Il lui sourit tendrement.

— J’habiterai le troisième wagon, car je compte vendre mon garage. Après ce qui s’y est passé, je n’ai plus le cœur à l’exploiter, en outre, il va nous falloir quelques capitaux pour réaliser le projet que je caresse à propos de ton terrain, maman.

— Quel projet, Doudou ?

— Je te le dirai plus tard, demain peut-être ; il faut que ça mûrisse encore là-dedans, assura-t-il en tapotant son front.

Rosine était émoustillée par l’aventure. Elle accordait une totale confiance à son fils. Quant à la princesse Gertrude, la perspective de fuir les tracasseries de Versoix lui donnait un regain d’allant.

Ils furent interrompus par le retour de Selim, qui avait quitté la demeure tôt le matin. Son sourire vainqueur et son regard brillant préparaient l’annonce d’une bonne nouvelle.

— Ça y est pour les trois bagnoles ! exulta-t-il. J’ai trouvé un grand marchand d’occases pas loin de l’aéroport ; il est O.K. pour prendre le lot et se charger des opérations de dédouanement.

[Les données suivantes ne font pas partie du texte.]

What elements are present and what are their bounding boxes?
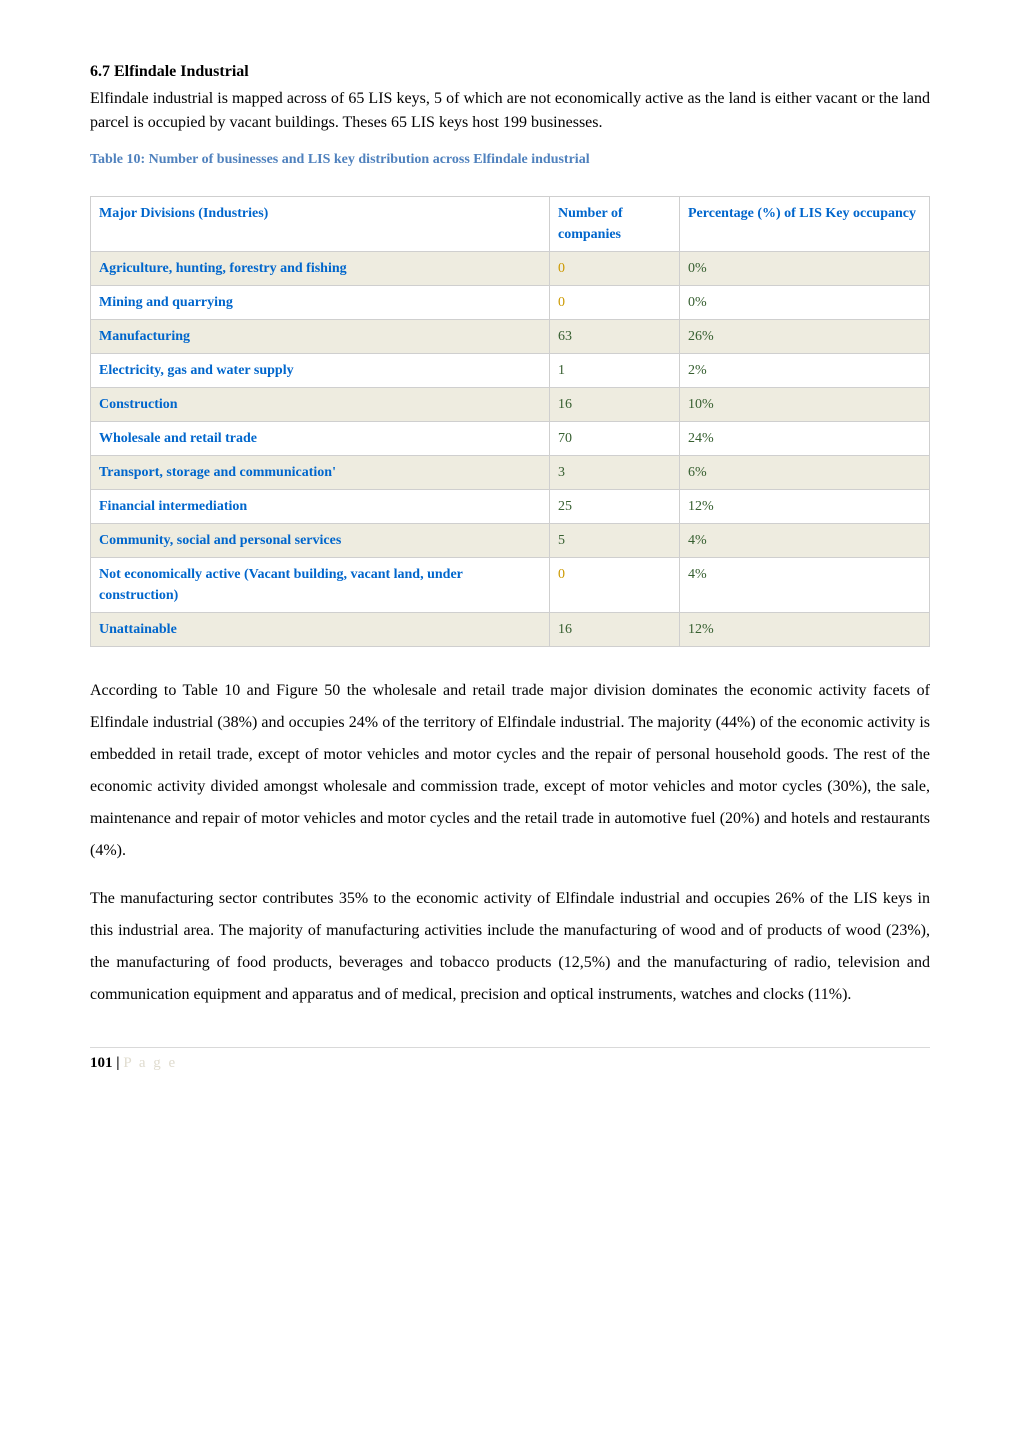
cell-pct: 12%: [680, 613, 930, 647]
col-header-division: Major Divisions (Industries): [91, 197, 550, 252]
cell-division: Community, social and personal services: [91, 524, 550, 558]
cell-num: 0: [550, 286, 680, 320]
table-row: Not economically active (Vacant building…: [91, 558, 930, 613]
cell-num: 25: [550, 490, 680, 524]
cell-num: 63: [550, 320, 680, 354]
body-paragraph-1: According to Table 10 and Figure 50 the …: [90, 675, 930, 867]
table-row: Unattainable1612%: [91, 613, 930, 647]
cell-division: Electricity, gas and water supply: [91, 354, 550, 388]
footer-separator: |: [113, 1055, 124, 1071]
body-paragraph-2: The manufacturing sector contributes 35%…: [90, 883, 930, 1011]
table-row: Wholesale and retail trade7024%: [91, 422, 930, 456]
table-row: Financial intermediation2512%: [91, 490, 930, 524]
section-heading: 6.7 Elfindale Industrial: [90, 60, 930, 84]
cell-num: 1: [550, 354, 680, 388]
cell-division: Mining and quarrying: [91, 286, 550, 320]
cell-num: 16: [550, 613, 680, 647]
cell-pct: 26%: [680, 320, 930, 354]
cell-division: Not economically active (Vacant building…: [91, 558, 550, 613]
industries-table: Major Divisions (Industries) Number of c…: [90, 196, 930, 647]
table-row: Mining and quarrying00%: [91, 286, 930, 320]
table-row: Transport, storage and communication'36%: [91, 456, 930, 490]
cell-division: Construction: [91, 388, 550, 422]
table-row: Community, social and personal services5…: [91, 524, 930, 558]
cell-num: 0: [550, 252, 680, 286]
intro-paragraph: Elfindale industrial is mapped across of…: [90, 87, 930, 135]
page-label: P a g e: [123, 1055, 177, 1071]
cell-division: Wholesale and retail trade: [91, 422, 550, 456]
col-header-pct: Percentage (%) of LIS Key occupancy: [680, 197, 930, 252]
cell-pct: 10%: [680, 388, 930, 422]
cell-pct: 4%: [680, 558, 930, 613]
col-header-num: Number of companies: [550, 197, 680, 252]
cell-pct: 0%: [680, 252, 930, 286]
cell-num: 3: [550, 456, 680, 490]
table-header-row: Major Divisions (Industries) Number of c…: [91, 197, 930, 252]
cell-pct: 12%: [680, 490, 930, 524]
cell-division: Unattainable: [91, 613, 550, 647]
cell-pct: 6%: [680, 456, 930, 490]
cell-num: 0: [550, 558, 680, 613]
table-row: Manufacturing6326%: [91, 320, 930, 354]
cell-pct: 24%: [680, 422, 930, 456]
table-row: Agriculture, hunting, forestry and fishi…: [91, 252, 930, 286]
page-footer: 101 | P a g e: [90, 1052, 930, 1075]
cell-num: 16: [550, 388, 680, 422]
cell-division: Agriculture, hunting, forestry and fishi…: [91, 252, 550, 286]
cell-num: 5: [550, 524, 680, 558]
cell-num: 70: [550, 422, 680, 456]
table-row: Electricity, gas and water supply12%: [91, 354, 930, 388]
footer-rule: [90, 1047, 930, 1048]
page-number: 101: [90, 1055, 113, 1071]
cell-division: Manufacturing: [91, 320, 550, 354]
table-row: Construction1610%: [91, 388, 930, 422]
cell-pct: 2%: [680, 354, 930, 388]
cell-division: Transport, storage and communication': [91, 456, 550, 490]
cell-division: Financial intermediation: [91, 490, 550, 524]
cell-pct: 4%: [680, 524, 930, 558]
table-caption: Table 10: Number of businesses and LIS k…: [90, 149, 930, 170]
cell-pct: 0%: [680, 286, 930, 320]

Il tendit une fiche de garage au prince.

— Il pense que, sous réserve d’examen des véhicules, ça devrait aller chercher ça.

— C’est pas lerche ! soupira Edouard.

— En francs suisse ! souligna Banane. C’est-à-dire en vrais francs ! Peut-être que tu pourras le chambrer pour obtenir plus. J’ai raconté un bath historiette : je suis ton chauffeur. M. le prince veut se défaire de ses tractions et m’a chargé de transacter avec un garaco. Le mec m’a même promis une petite botte pour moi ! Il va se pointer vers midi, ce sera à toi de jouer.

— Je ne lui en vendrai que deux, décida Édouard, car il nous faudra une bagnole de plus pour remonter à Pantruche demain. On emmène Sa Majesté, miss Margaret et les quelques affaires qu’il leur reste.

— J’ai la sensation de partir en vacances, déclara Gertrude ; cela fait plus de quarante ans que je n’ai pas bougé de Versoix.

Elle désigna les deux portraits encore aux murs du salon.

— Cher jeune homme, vous serez gentil d’emballer leurs majestés les princes de manière à ce qu’elles ne soient pas meurtries par le voyage. Ah ! autre chose : ramenez les couleurs du Montégrin, séparez-les du mât et placez-les dans mes bagages.

— Elles sont cradingues, majesté, déclara étourdiment Rosine. Si vous le permettez, je vais les laver avant qu’on ne les emballe.